Abstract Primary and metastatic tumors typically share the same driver gene mutations, but it is unclear if these mutations are functionally relevant across different anatomical sites. Among such mutations, inactivation of the tumor suppressor gene SMAD4 is a hallmark of pancreatic and other gastrointestinal cancers and has been associated with metastatic disease. Here, we develop a mouse model of pancreatic ductal adenocarcinoma that enables Smad4 depletion in the pre-malignant Kras-mutant pancreas and subsequent Smad4 reactivation in late-stage metastatic tumors. Whereas early Smad4 deficiency facilitated tumor formation, later Smad4 restoration had unexpected organ-specific outcomes: no effect on primary tumor growth, suppression of liver metastases, and promotion of lung metastases. Integrative multiomic analysis revealed a near-universal genomic deletion of the Cdkn2a/b locus and organ-specific changes in the tumor cells’ epigenomic state.
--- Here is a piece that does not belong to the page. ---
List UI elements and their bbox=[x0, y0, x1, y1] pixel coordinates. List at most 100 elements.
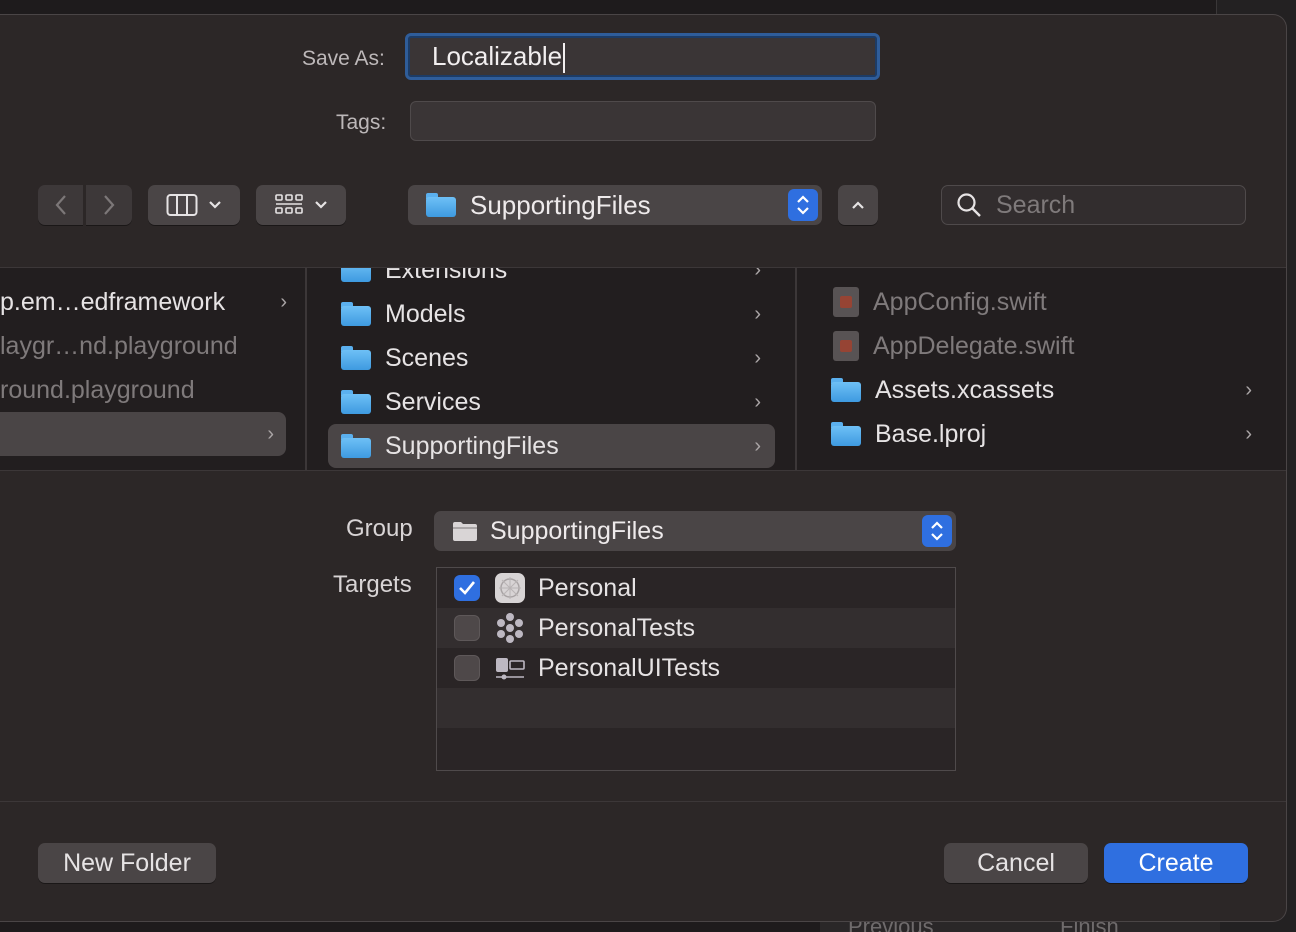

In particular, the liver and lung differentially favored KLF vs. RUNX dominated chromatin programs, which were confirmed to underpin the divergent effects of Smad4 restoration in functional studies. Our results show how organ-dependent epigenomic changes lead to altered driver gene function in metastatic disease. This organ-specific gene-chromatin interplay may be a generalizable principle in cancer biology and invites a revised paradigm for precision oncology that considers anatomical site in the interpretation of tumor genetics. Citation Format: Kaloyan M. Tsanov, Francisco M. Barriga, Yu-Jui Ho, Direna Alonso-Curbelo, Geulah Livshits, Richard Koche, Timour Baslan, Alexandra N. Wuest, Janelle Simon, Sha Tian, Wei Luan, Scott W. Lowe. Organ-specific effects of Smad4 in metastatic pancreatic cancer [abstract]. In: Proceedings of the American Association for Cancer Research Annual Meeting 2023; Part 1 (Regular and Invited Abstracts); 2023 Apr 14-19; Orlando, FL. Philadelphia (PA): AACR; Cancer Res 2023;83(7_Suppl):Abstract nr 3512.